I wasn’t expecting anything in particular when I went to see Barbie with a friend a couple of weeks ago. But in the first few minutes Greta Gerwig already won me over. Little girls, angry as hell, demolishing their dolls. It’s one of the scenes I will never forget. Not many things are as taboo as females and anger. And here we are watching little girls, devilishly mad, with ugly faces smashing their dolls and tea sets to pieces like wilde beasts. Gerwig couldn’t have made a better introduction on what was yet to come.
With an incredible sense of humour Gerwig makes sure Barbie not once turns moralistic, however patriarchy has never been mocked more accurately before and the message is clear, very clear: if we want a better world, things need to change.
It was not so much how Ken got only inferior jobs, was not validated in any way or allowed in Barbies space. Or how the Kens begged for just one Ken in higher parliament to which the Barbies reply that Kens can only have a lower position in court. A small step for the Kens. perhaps one day they will achieve the same rights women have in the real world.
Neither was it in the details, though all perfectly aligned, from Kens sweater ‘Kenough’ to the ‘and Ken’ on the mugshot in particular and the devaluating ways of looking at the ‘weaker’ sex, whichever that is, in general.
More important, Gerwig shows us, though she’s not the first, feminism is not the same as an anti man view on life, which remains a hard to eliminate misconception. True feminism means nothing more (and nothing less) than equality, in respect, rights, validation and opportunities. It’s a subversive misunderstanding that feminism would only harm men in favour of women. In the long run patriarchy disadvantages all of us, not only women.
But the main message unfolds when Barbie gets to choose to go back to her old life where her heels are still high, everything is perfect and every day is the best day ever, representing our urge to leave things as they are, maintaining the status quo, or know the truth about the universe. ‘You have to want to know,’ Crazy Barbie responds when Barbie chooses her old life over knowing the truth. Ever since, this sentence has been running through my mind ‘You have to want to know’.

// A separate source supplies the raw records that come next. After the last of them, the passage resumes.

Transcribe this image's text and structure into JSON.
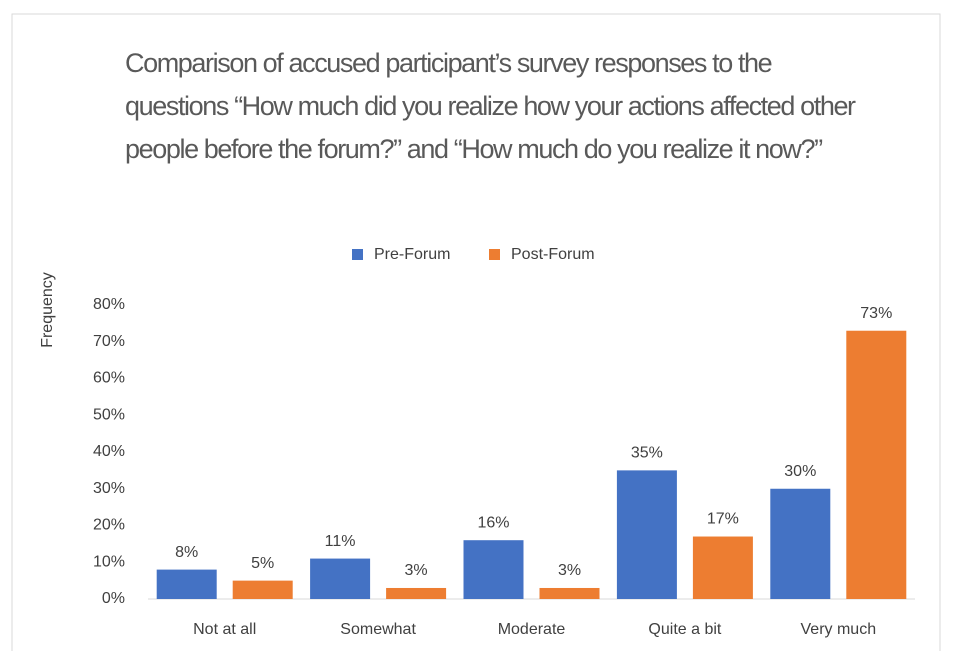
{
  "chart_data": {
    "type": "bar",
    "title": "Comparison of accused participant’s survey responses to the questions “How much did you realize how your actions affected other people before the forum?” and “How much do you realize it now?”",
    "y_label": "Frequency",
    "categories": [
      "Not at all",
      "Somewhat",
      "Moderate",
      "Quite a bit",
      "Very much"
    ],
    "series": [
      {
        "name": "Pre-Forum",
        "color": "#4472c4",
        "values": [
          8,
          11,
          16,
          35,
          30
        ],
        "value_labels": [
          "8%",
          "11%",
          "16%",
          "35%",
          "30%"
        ]
      },
      {
        "name": "Post-Forum",
        "color": "#ed7d31",
        "values": [
          5,
          3,
          3,
          17,
          73
        ],
        "value_labels": [
          "5%",
          "3%",
          "3%",
          "17%",
          "73%"
        ]
      }
    ],
    "ylim": [
      0,
      80
    ],
    "yticks": [
      {
        "value": 0,
        "label": "0%"
      },
      {
        "value": 10,
        "label": "10%"
      },
      {
        "value": 20,
        "label": "20%"
      },
      {
        "value": 30,
        "label": "30%"
      },
      {
        "value": 40,
        "label": "40%"
      },
      {
        "value": 50,
        "label": "50%"
      },
      {
        "value": 60,
        "label": "60%"
      },
      {
        "value": 70,
        "label": "70%"
      },
      {
        "value": 80,
        "label": "80%"
      }
    ],
    "legend": "top"
  }
}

You have to want to know what it’s like if things would be different. If things are not as obvious as they seem. For some reason there is a tendency to believe that change will make things worse. If things change how will that affect us and the people around us? You have to want to know who you are now to know who you are in a different world. Who you are does not depend on your other half, or your job or the things you do. But you have to want to know who you are apart from everyone else and the world around you, when roles and prejudices are not self-evident any longer. The entire movie is basically about existentialism interacting with patriarchy.
What Gerwig brought us, was not a movie about a highly popular and evenly misunderstood doll, or a lame parody of the battle between the sexes as some might say, she made us watch the bankruptcy of patriarchy. Ideas live forever. But there’s got to be some way to either adjust the idea or make room for new ideas for the benefit of a world that does more justice to all.